Simon Rayner

Personal information
- Full name: Simon Christopher Rayner
- Date of birth: July 8, 1983 (age 42)
- Place of birth: Langley, British Columbia, Canada
- Height: 6 ft 4 in (1.93 m)
- Position: Goalkeeper

Team information
- Current team: Three Bridges

Youth career
- 2000–2001: AFC Bournemouth

Senior career*
- Years: Team / Apps / (Gls)
- 2001–2002: AFC Bournemouth / 0 / (0)
- 2001–2002: → Bournemouth FC (loan) /  / (0)
- 2001: → Salisbury City (loan) / 1 / (0)
- 2002–2003: Barry Town / 21 / (0)
- 2003–2004: Port Talbot Town / 25 / (0)
- 2004–2007: Lincoln City / 4 / (0)
- 2006: → Alfreton Town (loan) / 20 / (0)
- 2007: → Torquay United (loan) / 10 / (0)
- 2007–2008: Torquay United / 13 / (0)
- 2008–2010: Crawley Town / 81 / (0)
- 2011–2026: Three Bridges / 669 / (0)

International career
- 2002: Canada U23 / 2 / (0)

= Simon Rayner =

Canadian soccer goalkeeper (born 1983)

Simon Christopher Rayner (born July 8, 1983) is a Canadian soccer goalkeeper, currently signed to Three Bridges in the Sussex County League Division One.

==Early career==
Rayner began his career as a junior with AFC Bournemouth, signing as a trainee professional in August 2000 and turning professional one year later. With Bournemouth having scrapped their U19 side and, as third choice keeper behind Gareth Stewart and Michael Menetrier, opportunities in the reserves limited, Rayner joined Wessex League side Bournemouth FC on loan in August 2001 whilst continuing to train full-time with Bournemouth. He also made a solitary appearance on loan for Salisbury City in their 1–0 home defeat to Welling United on October 6, 2001. In February 2002, in search of first team football, he agreed to cancel his contract with Bournemouth in order to join League of Wales side Barry Town, helping the Welsh side to the League and Cup double at the end of the season.

In December 2002, he played for the Canadian Under-23 team against the United States.

He left Barry in the summer of 2003, joining Port Talbot Town in July that year. At end of the following season Rayner had trials with Newcastle United and Swansea City, but joined Lincoln City in August 2004.

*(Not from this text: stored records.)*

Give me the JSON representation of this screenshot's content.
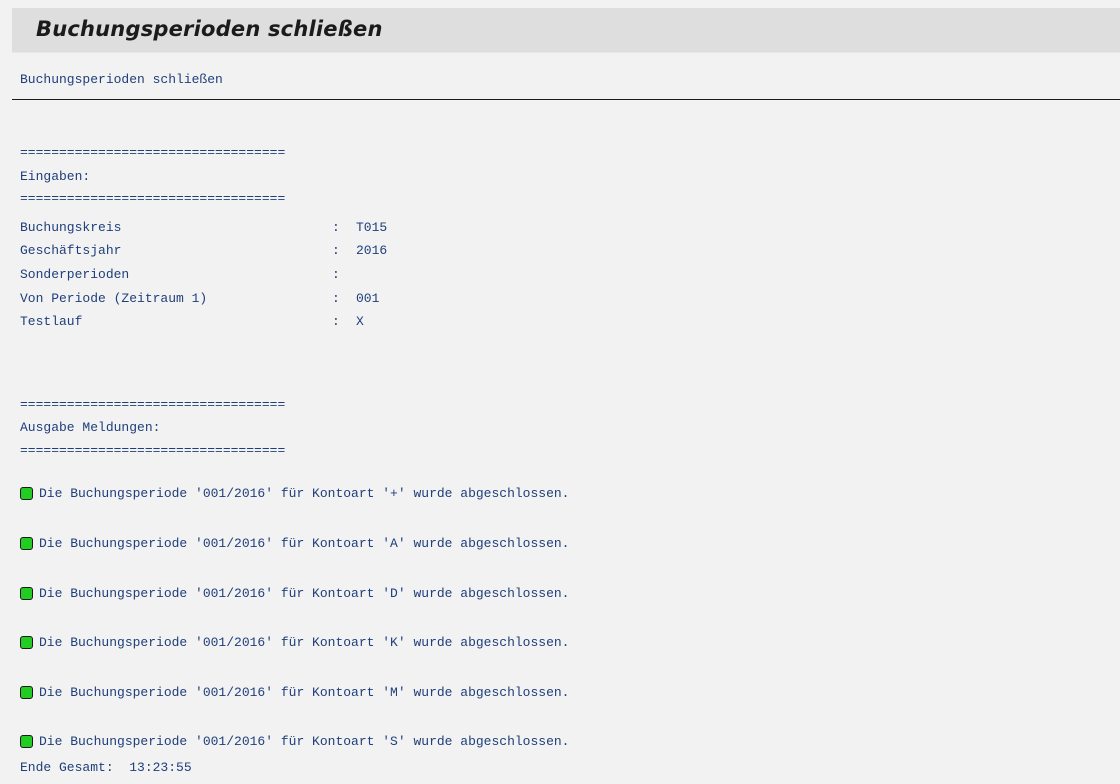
{
  "title": "Buchungsperioden schließen",
  "report_header": "Buchungsperioden schließen",
  "separator": "==================================",
  "inputs": {
    "heading": "Eingaben:",
    "fields": [
      {
        "label": "Buchungskreis",
        "colon": ":",
        "value": "T015"
      },
      {
        "label": "Geschäftsjahr",
        "colon": ":",
        "value": "2016"
      },
      {
        "label": "Sonderperioden",
        "colon": ":",
        "value": ""
      },
      {
        "label": "Von Periode (Zeitraum 1)",
        "colon": ":",
        "value": "001"
      },
      {
        "label": "Testlauf",
        "colon": ":",
        "value": "X"
      }
    ]
  },
  "output": {
    "heading": "Ausgabe Meldungen:",
    "status_color": "#22cc22",
    "messages": [
      {
        "icon": "green-status-icon",
        "text": "Die Buchungsperiode '001/2016' für Kontoart '+' wurde abgeschlossen."
      },
      {
        "icon": "green-status-icon",
        "text": "Die Buchungsperiode '001/2016' für Kontoart 'A' wurde abgeschlossen."
      },
      {
        "icon": "green-status-icon",
        "text": "Die Buchungsperiode '001/2016' für Kontoart 'D' wurde abgeschlossen."
      },
      {
        "icon": "green-status-icon",
        "text": "Die Buchungsperiode '001/2016' für Kontoart 'K' wurde abgeschlossen."
      },
      {
        "icon": "green-status-icon",
        "text": "Die Buchungsperiode '001/2016' für Kontoart 'M' wurde abgeschlossen."
      },
      {
        "icon": "green-status-icon",
        "text": "Die Buchungsperiode '001/2016' für Kontoart 'S' wurde abgeschlossen."
      }
    ]
  },
  "footer": {
    "end_text": "Ende Gesamt:  13:23:55"
  }
}
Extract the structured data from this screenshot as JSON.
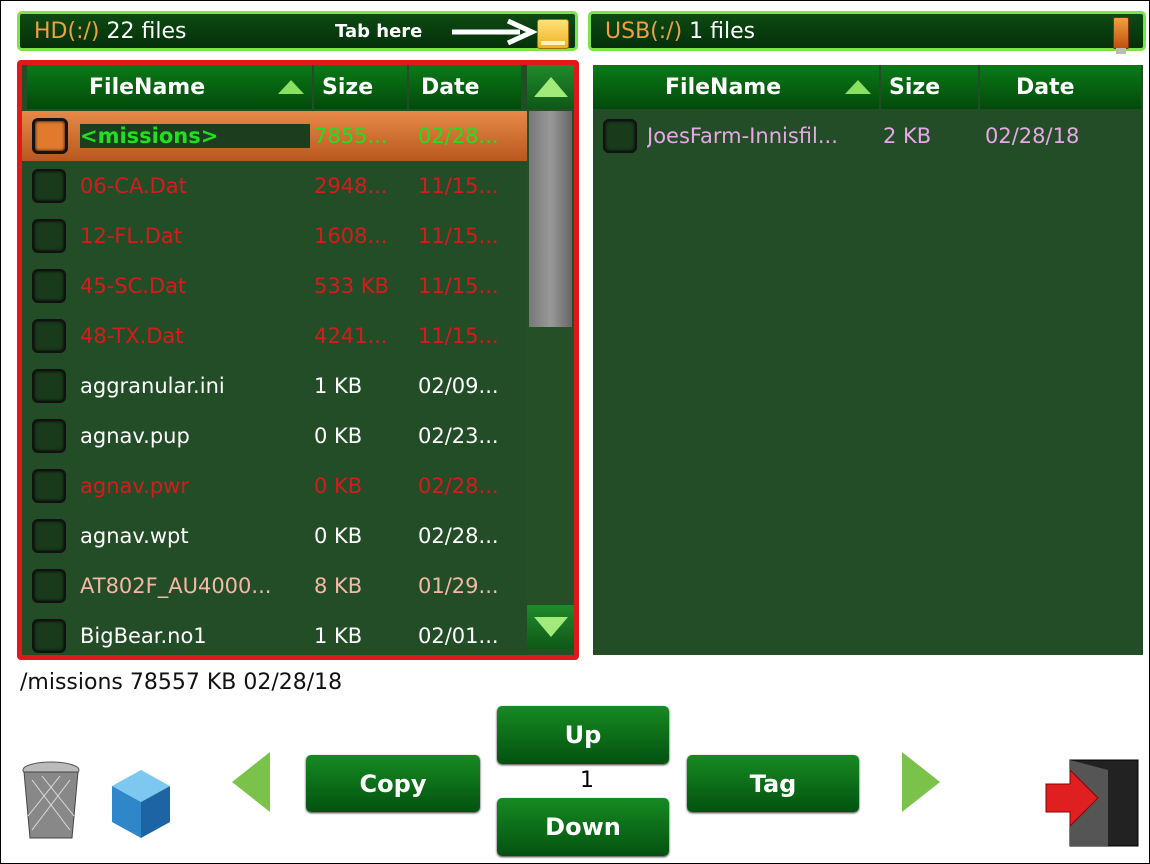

He made his league debut for Lincoln on September 25, 2004, but struggled to establish himself due to the presence of Alan Marriott as Lincoln's first choice keeper. Rayner joined non-league Alfreton Town on loan in January 2006.

He joined Torquay United on an emergency loan on March 1, 2007, making his debut the following day in the 1–1 draw away to Chester City. He played ten times for Torquay before being recalled by Lincoln, this coming after Torquay had already been relegated to the Conference Premier. He was released by Lincoln at the end of the season.

On June 4, 2007 Rayner signed for Torquay United on a two-year contract and despite competition from another new signing, Martin Rice, began the season as Torquay's regular goalkeeper in the Conference.

Rayner spent only a single season at Plainmoor, and joined Crawley Town in June 2008. At the time it was reported that Rayner had been made available for transfer following a falling-out with Torquay manager, Paul Buckle. The Canadian stopper was a mainstay in the first-team throughout his first two seasons at Crawley, although Rayner was displaced by young goalkeeper, Nick Jordan, towards the end of his second season at the club. At the culmination of the 2009/10 campaign, it was announced that Rayner was not to be retained by Crawley.

In July 2011, it was announced that Rayner had signed for Three Bridges of Sussex County League Division One.

===International===
He has represented Canada at Youth, Under-20 and Under-23 levels.